Romans 9:3 For I could almost wish to be cursed and cut off from the

Messiah for the benefit of my brothers, my own flesh and blood.

 

         Paul communed so closely with Jesus that he ingested compassion similar to what took Jesus to a cross for people. Paul was ready to stand in the place of Jews and endure their heavy punishment. He was willing to be separated forever from Christ if it would cause the salvation of his nation.

         Paul knew his wish could not be fulfilled. He had just said he could not be separated from the love of God in Jesus (Romans 8:38-39).

Paul also knew he could not be a substitute for the sins of Israel. His words were merely a way of strongly expressing what he felt within.

         Love is not bound by cool logic. I like to say illogical things to Ruth. "I love you more today than yesterday, and yesterday was a record day. I will treasure you till death, and then cherish your memory. I want to be your roommate in Heaven." When a heart is full of love, the boldest hyperboles are insufficient.
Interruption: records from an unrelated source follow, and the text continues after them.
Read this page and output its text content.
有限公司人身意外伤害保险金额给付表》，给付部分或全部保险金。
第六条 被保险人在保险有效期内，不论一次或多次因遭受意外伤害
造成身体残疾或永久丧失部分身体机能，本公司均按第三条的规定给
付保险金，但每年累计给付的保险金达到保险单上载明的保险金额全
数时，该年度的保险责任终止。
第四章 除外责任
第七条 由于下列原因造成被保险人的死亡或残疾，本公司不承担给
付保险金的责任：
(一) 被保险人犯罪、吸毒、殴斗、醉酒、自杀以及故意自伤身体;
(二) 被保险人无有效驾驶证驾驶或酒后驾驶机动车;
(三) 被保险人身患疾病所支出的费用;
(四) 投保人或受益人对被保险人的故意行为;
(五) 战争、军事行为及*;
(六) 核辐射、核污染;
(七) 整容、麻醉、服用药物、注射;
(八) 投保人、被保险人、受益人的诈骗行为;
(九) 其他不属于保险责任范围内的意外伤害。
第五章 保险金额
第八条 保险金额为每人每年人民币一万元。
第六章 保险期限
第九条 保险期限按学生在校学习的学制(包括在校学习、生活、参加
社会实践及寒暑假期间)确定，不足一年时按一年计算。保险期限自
Paul was trying to describe an indescribable emotion.  

         Paul verbalized one of love's strongest traits, a desire to take suffering into one's own self that it might not touch the beloved. All love is in a way substitutionary. Longing to suffer in place of the beloved is a law of love.

         What parents have not stood by a baby's bed and longed to take the children's raging fever into their own body? What parents would not prefer receiving the knife to having to watch their child be taken into surgery?

         Judah, loving his dad Jacob, begged to be a slave in Egypt in place of his baby brother Benjamin (GN 44:33). David cried, "My son Absalom! If only I had died instead of you, Absalom, my son, my son!" (2 SM 18:33).

         Love peaked in substitution. Moses, Paul, and Jesus are the only 3 men in the Bible who asked God to substitute them to pay for others' sins.

         Moses offered to be forgotten by God if it would keep wrath from falling on Israel. "Now if You would, only forgive their sin. But if not, please erase me from the book You have written" (EX 32:32).

         Paul sensed the nation had again made a deadly error. Israel was once more perched on a precarious precipice. They had again renounced YHWH, this time by building not a golden calf, but a cross. Having rejected God's Son, Hell was gaping before them.

         Moses and Paul understood a need for love expressed in substitution. They wanted to endure the curse that others might escape it, to suffer pain in place of others. Moses and Paul wished to be substitutes, but only One was eligible to do this. The Substitute for our sin had to be pure and spotless; only One fit that description. What Moses and Paul wished to do, Jesus did.

         Focus on Him who did die as our Substitute. May the lost receive His compassion, and may the saved imitate it. Only Jesus can give us the love and salvation we need. Both require a miracle of grace. God grant us a burden that motivates us not only to talk about the lost, but also to the lost.

         We need a heaviness that puts the lost on our prayer list, and us on their doorstep. Love for the lost is soul winning's most effective tool. It drives us to do our duty, and melts the hearts of those we seek to win.